So Adam and I tore up John Ashbery’s poems and tossed them into the trash and sat down at the desk of the editor’s secretary and typed up two of my poems. This is what they were:
ONOMATOPOEM
Bang.
Bang bang.
Bang bang bang bang.
Boom.
Crack.
Bam.
Boom.
Shicka shicka shicka.
Poof.
FUCK
This.
Them.
That.
Us.
Is.
As.
Was.
Will.
Be.
And.
You.
We decided not to put my name on them—just to make the whole process an even bigger mystery. Then we tenderly stapled them together and placed them gingerly in the center of the editor’s desk. Stared down at them for a long, long beat—imagining the great fortune they were about to bring our way. We literally shook hands and smiled at each other. Then, as a fitting gesture of trust and solidarity—we left the stapler behind.
Returning to our tornado sweep cleaning, we finished by ten-fifteen, hit the bars at ten-thirty and chased tail and planned plans and laughed and smoked and dreamed and laughed and went to bed and got up to rehearse with The Workshop and eagerly returned to work the following afternoon at five p.m.
It was almost five past five when the editor in chief of The Atlantic Monthly pulled me aside as I was once again donning my bowling slash janitor shirt down in the working-class bowels of the building. He said Adam had pointed me out as the source of the poems left atop his desk. He then congratulated me on owning—and I quote—“the most original young raw voice in poetry I have come across in almost a decade.”
Wow.
Adam and I smiled beaming broad smiles as the editor and his posse of publishing elites led me upstairs where we shared flutes full of champagne and plans for my first book.

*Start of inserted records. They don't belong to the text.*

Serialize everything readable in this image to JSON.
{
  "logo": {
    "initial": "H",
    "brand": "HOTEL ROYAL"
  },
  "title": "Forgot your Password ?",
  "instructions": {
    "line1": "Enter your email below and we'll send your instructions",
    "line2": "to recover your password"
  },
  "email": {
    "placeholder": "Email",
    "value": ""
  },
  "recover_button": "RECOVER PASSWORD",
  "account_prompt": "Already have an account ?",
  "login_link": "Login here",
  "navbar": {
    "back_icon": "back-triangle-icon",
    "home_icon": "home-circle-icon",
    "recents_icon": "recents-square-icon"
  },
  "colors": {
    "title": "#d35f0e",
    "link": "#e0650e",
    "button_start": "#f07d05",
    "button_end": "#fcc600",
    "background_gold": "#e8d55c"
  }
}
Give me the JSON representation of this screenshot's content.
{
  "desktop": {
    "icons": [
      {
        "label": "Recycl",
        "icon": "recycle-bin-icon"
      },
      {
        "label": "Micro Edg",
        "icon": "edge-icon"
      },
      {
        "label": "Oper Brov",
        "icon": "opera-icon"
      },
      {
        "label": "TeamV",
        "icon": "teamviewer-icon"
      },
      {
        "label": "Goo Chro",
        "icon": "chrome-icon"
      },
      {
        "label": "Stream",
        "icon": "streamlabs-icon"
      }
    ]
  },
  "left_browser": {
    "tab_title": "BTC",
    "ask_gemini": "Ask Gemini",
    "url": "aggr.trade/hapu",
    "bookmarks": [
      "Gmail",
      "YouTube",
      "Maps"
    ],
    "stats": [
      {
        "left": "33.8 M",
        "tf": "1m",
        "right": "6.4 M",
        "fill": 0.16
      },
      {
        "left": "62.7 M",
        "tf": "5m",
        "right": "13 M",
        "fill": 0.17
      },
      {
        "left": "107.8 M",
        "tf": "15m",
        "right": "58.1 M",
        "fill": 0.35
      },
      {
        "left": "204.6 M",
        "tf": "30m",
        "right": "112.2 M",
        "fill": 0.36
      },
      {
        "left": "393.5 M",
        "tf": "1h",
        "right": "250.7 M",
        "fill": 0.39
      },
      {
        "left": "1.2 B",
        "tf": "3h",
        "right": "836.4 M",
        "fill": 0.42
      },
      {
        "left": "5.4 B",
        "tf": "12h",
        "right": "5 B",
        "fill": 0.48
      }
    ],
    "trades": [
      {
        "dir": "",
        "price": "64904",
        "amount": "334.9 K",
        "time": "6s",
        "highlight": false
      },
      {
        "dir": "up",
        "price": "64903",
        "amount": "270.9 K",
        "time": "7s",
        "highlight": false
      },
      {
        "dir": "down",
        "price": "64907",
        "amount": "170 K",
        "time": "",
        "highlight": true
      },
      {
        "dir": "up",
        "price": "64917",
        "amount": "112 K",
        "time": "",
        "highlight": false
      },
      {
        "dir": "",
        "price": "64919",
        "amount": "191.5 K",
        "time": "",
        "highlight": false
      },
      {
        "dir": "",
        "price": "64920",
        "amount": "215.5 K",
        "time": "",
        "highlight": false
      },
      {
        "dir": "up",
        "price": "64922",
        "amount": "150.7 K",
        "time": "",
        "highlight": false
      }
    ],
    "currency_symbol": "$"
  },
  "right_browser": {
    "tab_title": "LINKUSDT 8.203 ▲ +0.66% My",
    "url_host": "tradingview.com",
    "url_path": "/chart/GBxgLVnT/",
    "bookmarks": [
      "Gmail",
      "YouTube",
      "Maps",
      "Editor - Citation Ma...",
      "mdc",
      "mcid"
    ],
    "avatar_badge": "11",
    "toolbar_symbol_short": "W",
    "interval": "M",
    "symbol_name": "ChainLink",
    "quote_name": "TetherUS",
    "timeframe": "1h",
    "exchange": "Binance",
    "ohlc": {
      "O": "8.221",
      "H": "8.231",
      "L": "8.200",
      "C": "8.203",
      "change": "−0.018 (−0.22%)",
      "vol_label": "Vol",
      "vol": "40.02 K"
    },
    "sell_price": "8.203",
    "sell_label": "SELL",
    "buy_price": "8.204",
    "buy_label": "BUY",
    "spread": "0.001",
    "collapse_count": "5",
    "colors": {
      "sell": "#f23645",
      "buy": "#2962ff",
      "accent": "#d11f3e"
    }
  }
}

One month later “Onomatopoem” and “Fuck” made their debut in the magazine and three weeks after that I signed the deal to publish my first book of poetry with Harper Collins. It was called Slap and was nominated for Best New Book by The American Poetry Bank.
Which doesn’t exist.
Because I just made up that happy ending to this little story of how I became a published poet.
What really happened was:
As I tugged on my shirt the day after we planted my poems, Sully entered the locker room for our daily dose of spills, blotches, wet patches and stains to clean up. The first words out of his mouth were “Who’s the genius who left the crazy poems on the editor in chief’s desk?” He looked around for half a second before spotting my upraised arm, which had been eagerly in the air since he had uttered the word “genius.” I was more than ready for my moment in the spotlight. “Okay, asshole—turn in yer shirt. Yer officially shitcanned.” Then he immediately continued reading off various dirty locations that needed special attention from the rest of the crew that night.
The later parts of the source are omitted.